Demo kali ini tak boleh dianggap sebelah mata. Alias pemerintah harus benar-benar mencarikan solusi yang terbaik bagi masyarakat. Dimana demo ini mayoritas adalah orang-orang batak, dimana babi adalah bagian dari budaya orang batak, tentu sangat menginginkan solusi yang terbaik bisa diberikan oleh pemprovsu kepada warga Sumut.
Warga Sumatera Utara kemarin Senin (10/2) telah melakukan long march atau berjalan dengan puluhan ribu massa yang datang dari berbagai daerah yang ada di Sumatera Utara. Tentu demo kali ini bukan merupakan aksi yang pertama yang telah dilakukan oleh beberapa komunitas peternak babi di Sumatera Utara. Meskipun aksinya bukan turun di jalanan untuk bisa menyuarakan secara langsung protes kepada pemerintah Sumatera Utara, melainkan membentuk semacam event-event seperti festival babi.
Dimana seperti yang dilansir oleh tribunnews.com (10/2/2020), demo kali ini sebagai aksi untuk menunjukkan kepada pemerintah, bahwa mereka tengah menjerit dan sangat kesulitan. Pasalnya banyak babi-babi warga Sumut yang tiba-tiba mati mendadak, dan sepertinya pemerintah setempat seolah tidak memberikan solusi yang memadai.
Terhadap penyakit yang menyerang babi-babi tersebut yakni demam babi afrika bersama dengan hog cholera oleh pemerintah Sumut menyatakan belum menemukan vaksin yang bisa menyembuhkan penyakit yang bisa menyerang babi tersebut. Sehingga upaya yang bisa dilakukan oleh Gubernur dan seluruh jajarannya yang terkait tentang hal itu hanya berupa memberikan tenaga lapangan untuk mengedukasi warga untuk menjaga kebersihan kandang ternak tersebut, sekaligus untuk memantau babi-babi yang mati supaya bisa segera dikuburkan langsung.
Apalagi pasca kematian jutaan babi diperkirakan telah terjadi, oleh dinas peternakan Pemprovsu yang kemudian menyebutkan sekitar kurang lebih 2 juta ekor babi mati, maka jika dikalikan dengan harga per ekor babinya sebesar Rp. 2 juta, maka total nilai kerugian masyarakat bisa mencapai Rp.4 triliun. Tentu jumlah yang bukan sedikit.
Nilai ekonomis babi tersebut seharusnya bisa digunakan untuk mencukupkan keperluan rumah tangga mereka. Khususnya saat-saat menghadapi moment natal dan tahun baruan yang lalu, hal tersebut langsung sangat terasa bagi mereka, hingga akhirnya langsung buat demo seperti yang terjadi kemarin, di lapangan Merdeka Medan.
Tapi bagaimanakah tanggapan pemerintah terhadap demo 'Save Babi' tersebut?
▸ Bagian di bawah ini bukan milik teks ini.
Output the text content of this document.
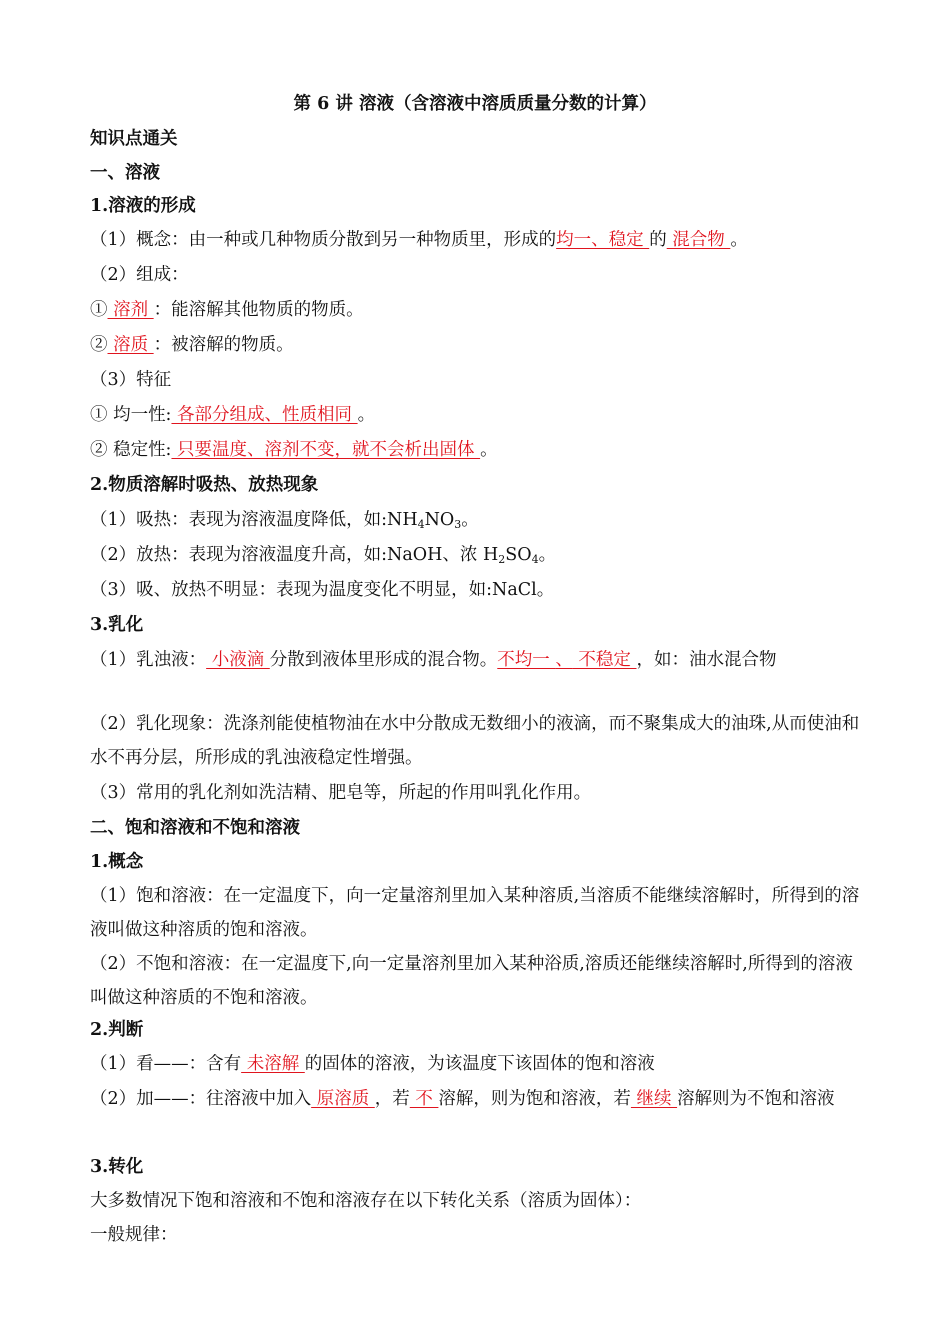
第 6 讲 溶液（含溶液中溶质质量分数的计算）
知识点通关
一、溶液
1.溶液的形成
（1）概念：由一种或几种物质分散到另一种物质里，形成的均一、稳定 的 混合物 。
（2）组成：
① 溶剂 ：能溶解其他物质的物质。
② 溶质 ：被溶解的物质。
（3）特征
① 均一性: 各部分组成、性质相同 。
② 稳定性: 只要温度、溶剂不变，就不会析出固体 。
2.物质溶解时吸热、放热现象
（1）吸热：表现为溶液温度降低，如$:NH_4NO_3$。
（2）放热：表现为溶液温度升高，如:NaOH、浓 $H_2SO_4$。
（3）吸、放热不明显：表现为温度变化不明显，如:NaCl。
3.乳化
（1）乳浊液： 小液滴 分散到液体里形成的混合物。不均一 、 不稳定 ，如：油水混合物
（2）乳化现象：洗涤剂能使植物油在水中分散成无数细小的液滴，而不聚集成大的油珠,从而使油和水不再分层，所形成的乳浊液稳定性增强。
（3）常用的乳化剂如洗洁精、肥皂等，所起的作用叫乳化作用。
二、饱和溶液和不饱和溶液
1.概念
（1）饱和溶液：在一定温度下，向一定量溶剂里加入某种溶质,当溶质不能继续溶解时，所得到的溶液叫做这种溶质的饱和溶液。
（2）不饱和溶液：在一定温度下,向一定量溶剂里加入某种浴质,溶质还能继续溶解时,所得到的溶液叫做这种溶质的不饱和溶液。
2.判断
（1）看——：含有 未溶解 的固体的溶液，为该温度下该固体的饱和溶液
（2）加——：往溶液中加入 原溶质 ，若 不 溶解，则为饱和溶液，若 继续 溶解则为不饱和溶液
3.转化
大多数情况下饱和溶液和不饱和溶液存在以下转化关系（溶质为固体）：
一般规律：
Bapak Gubernur, Bapak Edy Rahmayadi saat dimintai keterangannya perihal demo yang mencapai puluhan ribu tersebut turun di jalan seputar Lapangan Merdeka, Medan, menyatakan bahwa untuk tindakan dan tim pencegahan penyebaran penyakit tersebut sudah memakan biaya yang cukup besar.
Sehingga terhadap keluhan untuk tuntutan warga seperti penggantian biaya kerugian masyarakat yang diperkiran mencapai Rp. 4 triliun tidak akan mungkin bisa direalisasikan. Jadi terhadap perihal itu, apakah tidak adakah solusi pemerintah Sumatera Utara, khususnya untuk mengurangi kerugian yang telah mereka dapatkan?
Sehingga pertanyaannya, tak sanggupkah pemerintah Provinsi Sumatera Utara mengatasi persoalan yang tengah dialami oleh warganya? Apakah hanya tindakan seperti pencegahan dan penguburan saja yang bisa dikerjakan oleh mereka? Khususnya bagi mereka yang memang perekonomian utama mereka adalah beternak babi. Sebab tak bisa dipungkiri bahwa saat-saat virus tersebut datang, telah menghancurkan ekonomi mereka?